Install pgAdmin 4 on Windows, MacOS, or Linux

A third-party administration tool for PostgreSQL, pgAdmin 4, provides a useful web GUI for managing a PostgreSQL installation. Unfortunately, the tool is somewhat ornery to get up and running, as it’s written in Python and has a great many dependencies from that language.

MacOS and Windows users can download a binary installer for pgAdmin 4 from the pgAdmin website. 

For Ubuntu, there’s an APT package. There is also a post in the Ask Ubuntu forum that runs down the steps needed to install pgAdmin 4, get it running, and create a convenient shortcut to a startup script.

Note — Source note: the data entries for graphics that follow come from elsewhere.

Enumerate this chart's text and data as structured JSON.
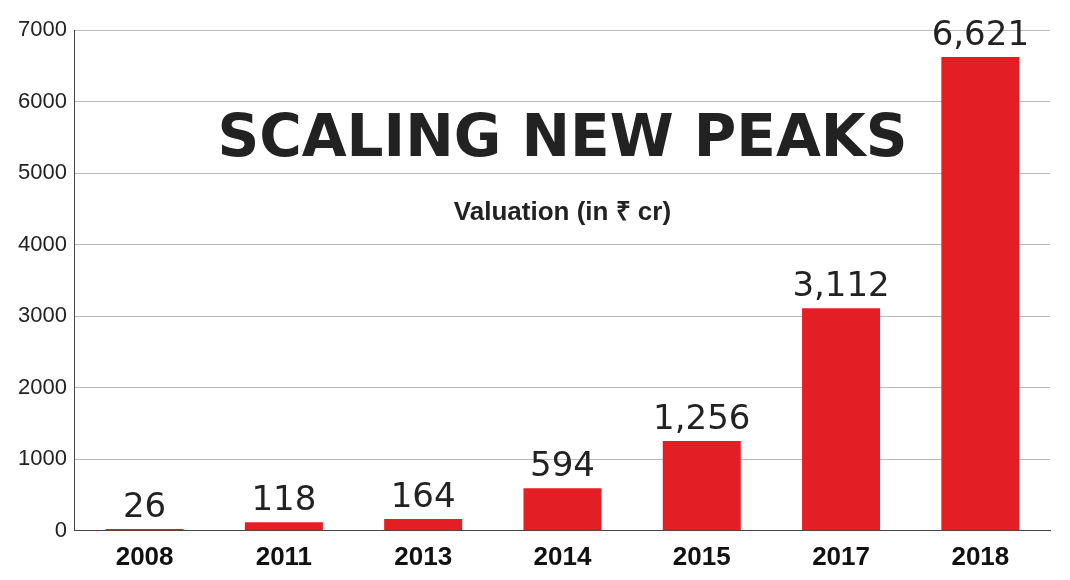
{
  "chart_data": {
    "type": "bar",
    "title": "SCALING NEW PEAKS",
    "subtitle": "Valuation (in ₹ cr)",
    "categories": [
      "2008",
      "2011",
      "2013",
      "2014",
      "2015",
      "2017",
      "2018"
    ],
    "values": [
      26,
      118,
      164,
      594,
      1256,
      3112,
      6621
    ],
    "value_labels": [
      "26",
      "118",
      "164",
      "594",
      "1,256",
      "3,112",
      "6,621"
    ],
    "color": "#e31e24",
    "ylim": [
      0,
      7000
    ],
    "yticks": [
      0,
      1000,
      2000,
      3000,
      4000,
      5000,
      6000,
      7000
    ],
    "grid": "y",
    "legend": false
  }
}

For Fedora and Red Hat, there’s an RPM package. However, as of this writing the RPM package has a minor bug, where a key Python package is omitted. The recipe below, which reproduces many of the steps from the previous link, includes an additional step (line 2) that works around this:

$ sudo dnf install pgadmin4
$ sudo dnf install python3-flask-babelex
$ sudo /usr/pgadmin4/bin/
$ pgadmin4

The last command launches the pgAdmin 4 back end and, eventually, a web browser to view it.

If you’re a Docker user, you can avoid most of the headache by pulling and using a Docker container with pgAdmin 4 and all of its dependencies.